Tajani: “Il filo di speranza si rafforza”

Da parte sua, il ministro degli Esteri Antonio Tajani parla di “successo ancora legato a un filo, ma solido” e sostiene che il riconoscimento dello Stato di Palestina “è ora più vicino”, a condizione di una Gaza provvisoriamente affidata a un controllo internazionale con partecipazione dei Paesi islamici e di una Anp “profondamente rinnovata”. Tajani annuncia inoltre che Abu Mazen sarà a Roma venerdì 7 novembre, anche in vista dei Dialoghi Mediterranei.

Smotrich e Ben Gvir riaprono il fronte interno

Dalla destra del governo arrivano messaggi che complicano il quadro. Il ministro delle Finanze Bezalel Smotrich ha promesso “insediamenti ebraici a Gaza”, rievocando lo slogan “Gush Katif”, nonostante l’intesa non contempli alcuna colonizzazione. E il titolare della Sicurezza nazionale Itamar Ben Gvir invoca la “cancellazione” di Hamas, definendo “vergognoso” ogni cedimento. A terra, la violenza non si ferma. L’agenzia Wafa denuncia il sequestro di quattro palestinesi da parte di un colono vicino a Ramallah, con l’intervento dei militari a protezione del colono e l’arresto di due dei giovani rapiti. Hamas, dal canto suo, accusa Israele di aver violato l’accordo uccidendo civili a Shejaiya e Rafah e chiede ai mediatori di “imporre il rispetto degli impegni”.

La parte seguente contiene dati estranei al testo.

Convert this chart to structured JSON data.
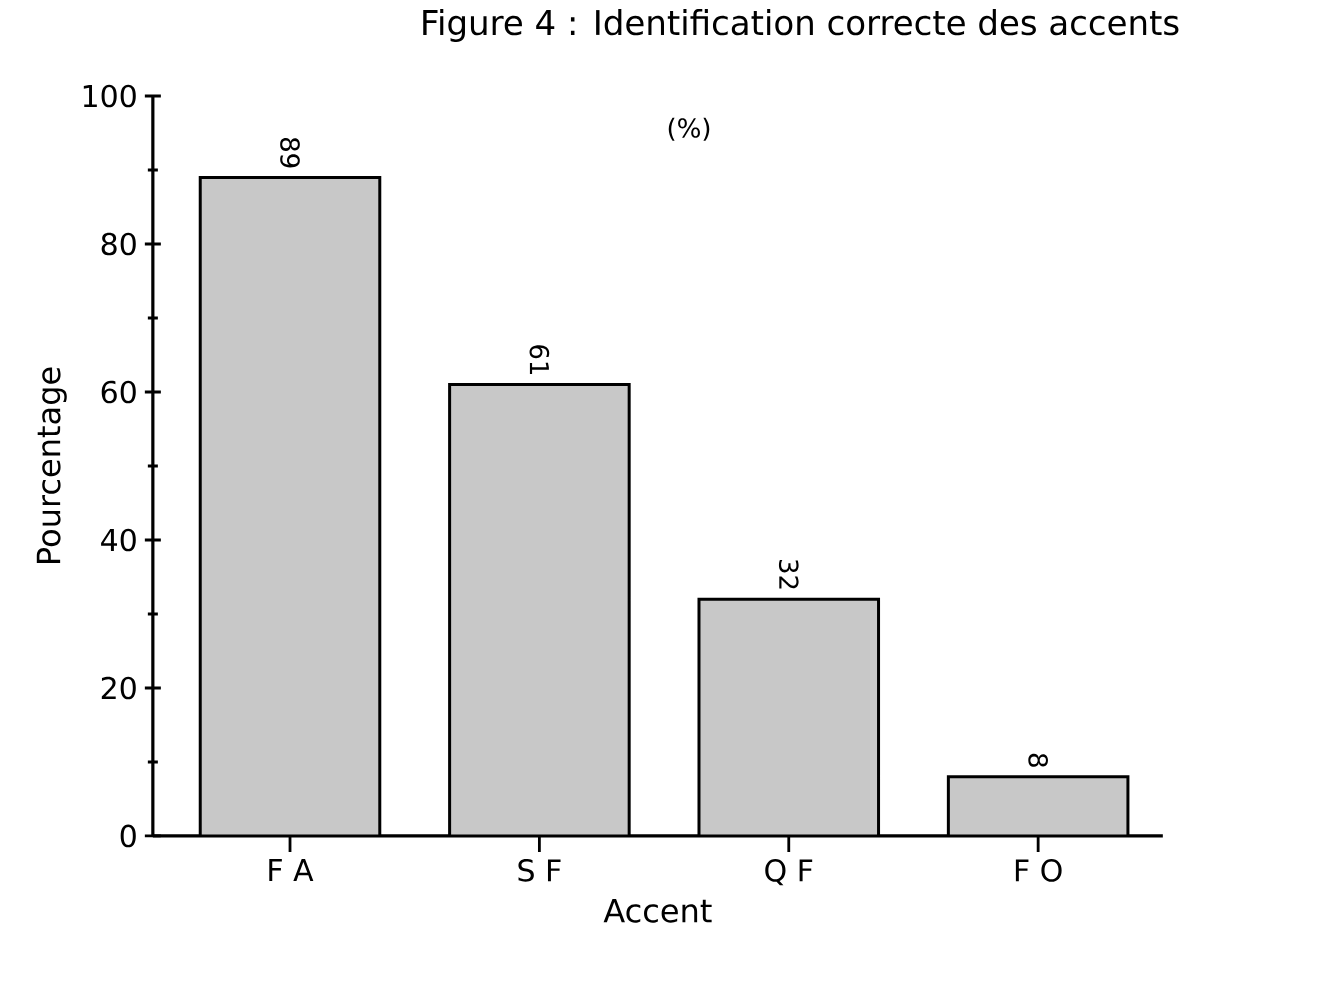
{
  "chart_data": {
    "type": "bar",
    "title": "Figure 4 : Identification correcte des accents",
    "annotations": [
      "(%)"
    ],
    "xlabel": "Accent",
    "ylabel": "Pourcentage",
    "categories": [
      "F A",
      "S F",
      "Q F",
      "F O"
    ],
    "values": [
      89,
      61,
      32,
      8
    ],
    "color": "#c8c8c8",
    "ylim": [
      0,
      100
    ],
    "yticks": [
      0,
      20,
      40,
      60,
      80,
      100
    ],
    "data_labels": true
  }
}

Netanyahu in tribunale, Trump invoca la grazia

Sul piano interno israeliano, Netanyahu – impegnato nelle ore clou della tregua – chiede di accorciare la testimonianza nel processo per corruzione per una bronchite in corso. All’esterno del tribunale proseguono le proteste. Lunedì Trump, intervenendo alla Knesset, ha persino evocato una grazia per il premier, sminuendo uno dei capi d’accusa (“sigari e champagne, a chi importa?”). Resta pendente anche il mandato di arresto della Corte penale internazionale per i presunti crimini commessi a Gaza.

Pretoria non ritira la denuncia per genocidio

Sul dossier giuridico internazionale, Pretoria non arretra: il presidente Cyril Ramaphosa conferma che il Sudafrica manterrà il ricorso per genocidio contro Israele alla Corte internazionale di giustizia. La relatrice Onu Francesca Albanese approva: “Pace senza giustizia non è sostenibile”.